A game near and dear to my heart, who's relaxing, positive atmosphere got me through countless rough patches in High School. New Leaf is all the best parts of Animal Crossing and more, from the daily interpersonal and maintenance routines, to the minigames and night-time beetle catching on the island, to the near-endless customizability of your town with your mayoral powers, to the most adorable secretary ever, Isabelle!

A short point-and-click adventure boiled down to its purest form. The screens of the inbound asteroid are detail-rich and inspired; it's this blend of photorealistic environments and surreal creatures that make this 15 minutes a fascinating one.

If you're not an experienced car gamer, you'll likely crash a lot, then call it quits after scoring low in the challenge lots/racetracks like I did. If you are a car gamer, Absolute Drift is a mechanically deep, realistic and appropriately challenging state-machine that rewards mastery, set to pretty minimalist visuals and flow-state inducing electronica soundtrack.

Edutainment point-and-click adventure game where children who got this game for free at Chic Fil' A play loosely educational minigames, learn about the environment, and collect items hidden throughout the forest. The Brain (voiced by Steven Crowder in the show) is tasked with making one of the 3 contraptions to get your party rescued throughout the game, but it only ever shows him working on his own suggestion (the radio). What a dip!
P.S. Grab onto the tree branch so you can find the hidden Trilobite fossil!

Kuru Kuru Kururin is an A1 concept for an action-puzzler with tons of replay value; you navigate a bird fellow through maps in his ever-rotating "Helerin," at first figuring out the paths you can take to clear while surviving, then replaying maps for fast times and cosmetics once you've got a better handle on the mechanics.
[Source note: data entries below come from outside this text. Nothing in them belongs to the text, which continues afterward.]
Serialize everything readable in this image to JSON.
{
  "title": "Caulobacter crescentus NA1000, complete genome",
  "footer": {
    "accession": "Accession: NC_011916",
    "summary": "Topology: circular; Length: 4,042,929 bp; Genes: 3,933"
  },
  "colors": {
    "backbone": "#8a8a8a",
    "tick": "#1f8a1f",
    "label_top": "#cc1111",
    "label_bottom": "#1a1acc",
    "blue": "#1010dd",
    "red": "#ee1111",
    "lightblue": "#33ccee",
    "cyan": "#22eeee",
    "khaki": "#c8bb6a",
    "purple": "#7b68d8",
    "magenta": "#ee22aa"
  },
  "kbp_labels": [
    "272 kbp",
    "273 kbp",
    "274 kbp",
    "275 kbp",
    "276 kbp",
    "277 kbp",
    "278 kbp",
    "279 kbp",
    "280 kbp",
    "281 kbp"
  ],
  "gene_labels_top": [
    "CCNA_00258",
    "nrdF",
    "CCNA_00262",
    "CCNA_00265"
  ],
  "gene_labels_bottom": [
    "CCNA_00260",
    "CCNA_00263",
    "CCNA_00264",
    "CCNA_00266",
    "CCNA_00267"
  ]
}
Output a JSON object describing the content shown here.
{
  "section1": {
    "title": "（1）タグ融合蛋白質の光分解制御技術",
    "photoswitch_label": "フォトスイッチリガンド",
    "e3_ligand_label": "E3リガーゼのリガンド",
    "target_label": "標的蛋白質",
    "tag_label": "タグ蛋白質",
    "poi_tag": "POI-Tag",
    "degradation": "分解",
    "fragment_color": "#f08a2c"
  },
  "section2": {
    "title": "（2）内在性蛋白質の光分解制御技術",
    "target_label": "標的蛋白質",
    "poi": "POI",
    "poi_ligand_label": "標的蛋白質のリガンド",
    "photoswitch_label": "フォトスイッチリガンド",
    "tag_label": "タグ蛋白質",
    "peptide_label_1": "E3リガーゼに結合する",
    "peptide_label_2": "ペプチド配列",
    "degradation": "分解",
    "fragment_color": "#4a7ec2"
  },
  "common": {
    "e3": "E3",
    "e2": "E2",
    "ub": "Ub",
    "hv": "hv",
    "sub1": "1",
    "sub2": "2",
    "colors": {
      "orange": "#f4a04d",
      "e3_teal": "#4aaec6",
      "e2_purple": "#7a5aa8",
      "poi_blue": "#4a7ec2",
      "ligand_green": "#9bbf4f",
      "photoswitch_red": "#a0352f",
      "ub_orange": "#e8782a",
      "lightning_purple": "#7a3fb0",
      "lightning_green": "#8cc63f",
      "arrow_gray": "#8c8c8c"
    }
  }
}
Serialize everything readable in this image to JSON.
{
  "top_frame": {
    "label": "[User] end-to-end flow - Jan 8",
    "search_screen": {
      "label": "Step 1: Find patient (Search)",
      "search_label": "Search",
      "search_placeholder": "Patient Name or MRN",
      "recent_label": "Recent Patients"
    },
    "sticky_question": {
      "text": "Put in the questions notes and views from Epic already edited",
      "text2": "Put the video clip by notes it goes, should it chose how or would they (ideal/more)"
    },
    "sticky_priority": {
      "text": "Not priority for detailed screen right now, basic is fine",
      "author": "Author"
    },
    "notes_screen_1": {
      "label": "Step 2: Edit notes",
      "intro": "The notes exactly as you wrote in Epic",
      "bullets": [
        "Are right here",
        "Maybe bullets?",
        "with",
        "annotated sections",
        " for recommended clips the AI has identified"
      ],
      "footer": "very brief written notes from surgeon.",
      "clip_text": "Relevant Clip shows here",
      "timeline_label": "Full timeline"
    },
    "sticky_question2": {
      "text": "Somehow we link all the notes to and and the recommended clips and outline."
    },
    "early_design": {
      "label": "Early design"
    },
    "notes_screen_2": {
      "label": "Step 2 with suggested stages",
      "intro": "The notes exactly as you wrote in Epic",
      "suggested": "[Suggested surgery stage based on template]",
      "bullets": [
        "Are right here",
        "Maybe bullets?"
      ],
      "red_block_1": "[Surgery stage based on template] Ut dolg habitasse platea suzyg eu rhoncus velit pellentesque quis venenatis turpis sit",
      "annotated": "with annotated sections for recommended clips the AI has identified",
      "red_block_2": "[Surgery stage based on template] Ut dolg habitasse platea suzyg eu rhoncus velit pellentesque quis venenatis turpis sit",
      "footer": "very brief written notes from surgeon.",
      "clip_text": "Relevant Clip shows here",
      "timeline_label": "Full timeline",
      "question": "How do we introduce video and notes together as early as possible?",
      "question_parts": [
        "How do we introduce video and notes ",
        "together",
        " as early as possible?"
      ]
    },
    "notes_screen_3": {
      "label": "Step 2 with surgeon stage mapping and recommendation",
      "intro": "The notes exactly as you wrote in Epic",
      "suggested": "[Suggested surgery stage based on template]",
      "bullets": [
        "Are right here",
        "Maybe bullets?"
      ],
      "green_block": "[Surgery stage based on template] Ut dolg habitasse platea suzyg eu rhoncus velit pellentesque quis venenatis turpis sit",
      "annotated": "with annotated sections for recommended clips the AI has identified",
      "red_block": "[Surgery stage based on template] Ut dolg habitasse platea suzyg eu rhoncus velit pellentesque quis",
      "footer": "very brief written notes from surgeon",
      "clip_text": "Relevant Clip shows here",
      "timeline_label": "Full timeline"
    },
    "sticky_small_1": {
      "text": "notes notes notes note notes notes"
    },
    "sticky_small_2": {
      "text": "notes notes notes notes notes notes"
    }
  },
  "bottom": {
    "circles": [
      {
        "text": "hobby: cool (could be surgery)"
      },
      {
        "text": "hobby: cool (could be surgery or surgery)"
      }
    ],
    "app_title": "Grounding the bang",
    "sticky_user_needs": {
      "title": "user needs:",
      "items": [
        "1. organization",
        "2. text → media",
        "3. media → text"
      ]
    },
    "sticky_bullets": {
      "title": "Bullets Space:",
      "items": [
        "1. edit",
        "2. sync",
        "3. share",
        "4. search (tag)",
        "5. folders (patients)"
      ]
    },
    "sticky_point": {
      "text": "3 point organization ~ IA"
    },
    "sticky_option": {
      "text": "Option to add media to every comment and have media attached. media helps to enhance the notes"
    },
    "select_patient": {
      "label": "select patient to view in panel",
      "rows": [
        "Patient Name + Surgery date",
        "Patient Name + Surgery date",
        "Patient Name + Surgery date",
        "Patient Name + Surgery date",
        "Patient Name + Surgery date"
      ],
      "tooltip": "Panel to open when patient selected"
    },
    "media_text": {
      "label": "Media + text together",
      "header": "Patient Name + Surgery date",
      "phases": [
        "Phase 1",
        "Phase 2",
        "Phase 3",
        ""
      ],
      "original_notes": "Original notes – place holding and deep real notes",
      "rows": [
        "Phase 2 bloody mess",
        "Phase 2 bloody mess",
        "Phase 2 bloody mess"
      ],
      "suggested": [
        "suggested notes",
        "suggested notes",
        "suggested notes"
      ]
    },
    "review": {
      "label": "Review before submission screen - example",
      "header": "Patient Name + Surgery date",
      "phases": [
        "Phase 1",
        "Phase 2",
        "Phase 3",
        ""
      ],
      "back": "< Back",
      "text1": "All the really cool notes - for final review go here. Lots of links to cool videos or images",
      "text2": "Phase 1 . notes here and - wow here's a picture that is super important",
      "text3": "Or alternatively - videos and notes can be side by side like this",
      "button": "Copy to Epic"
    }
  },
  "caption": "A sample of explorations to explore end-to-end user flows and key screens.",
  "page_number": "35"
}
The execution... mostly results in appropriately challenging/satisfying levels, but there's a handful of gimmick stages that feel like luck to survive, and couple of endgame maps that are a dastardly combination of most difficult to beat and three times longer than anything else in the game.

A (mercifully) short look into the brainspace of that weird girl from middle school, who kinda hung around the goth crowd, but they didn't really include her in stuff probably out of embarrassment or fear (maybe both?). Yeah it's kind of shitty that your boyfriend cheated on you with your sister, but the VN plays it off too mean-spiritedly for me to sympathize with killing him.

Biblethump child descends deeper into the caverns below his small house on a hill, collecting household knickknacks and tchotchkes to ward off the grotesque abominations trying to kill him at every step. The game loop is as addictive as ever and experimenting with cool synergies is always a pleasure, but this expansion holds the game back a little when you're hundreds of hours deep with it's generally low difficulty, awful Greed mode and item pool bloat.

A smash-like party platform fighter (with ROLLBACK NETCODE) where you duke it out with a selection of buff animals from your favorite internet memes in a surprisingly fluid movement system with "shield dropping" and an anime game airdash. The stagelist is full of gimmicky maps and every character doesn't have that many moves, but that more casual nature would make a killer side-game at a Smash event.

WOOOOOOO YEAH BABY!!! That's what I've been waiting for, that's what it's all about!

Mario and the gang go on a quest to take back America's pastime from Bowser & his illegitimate son by traveling to each of his friend's themed baseball parks to recruit top mushroom kingdom prospects (like Yellow Pianta and Baby Luigi) by solving light puzzles and playing baseball minigames to eventually mercy rule Bowser. Maybe people would enjoy watching baseball more if the outfielders could buddy bounce each other to deny you a homer, or Mariano Rivera could throw a Toadsworth change-up.

A short puzzle adventure game inspired by early PC games and sokobans. Kishoutenketsu tells you nothing about the goal or mechanics other than how to move, but I think the sense of discovery and naturally figuring things out is the coolest part of the game.

You play as the owner of an indie airline company, slowly building your empire by choosing bitizen(s) or cargo to transport in between different airports located in real world cities. Played this one a ton as a kid, I loved choosing flight paths to maximize profit from my armada or watching my planes, and the fact that flights took an approximation of the time they would take in real life was kinda genius (although progress is entirely too slow, as you were forever locked out of any kind of high-level planes if you weren't willing to spend real cash on 'em).

A simple endless runner where you jump over cacti and duck under pterodactyls as you wait for your computer to connect to the internet. Whoever decided that employers should be able to disable this game should be fired.

Extremely simple arcade game where you move the d-pad left and right to control a paper airplane's falling angle/speed to avoid crashing into walls. There's a handful of levels to beat and lower your time on, an endless mode to see how far you can get, and my personal favorite, a head-to-head multiplayer mode that me and my brother used to play the shit out of on long car rides.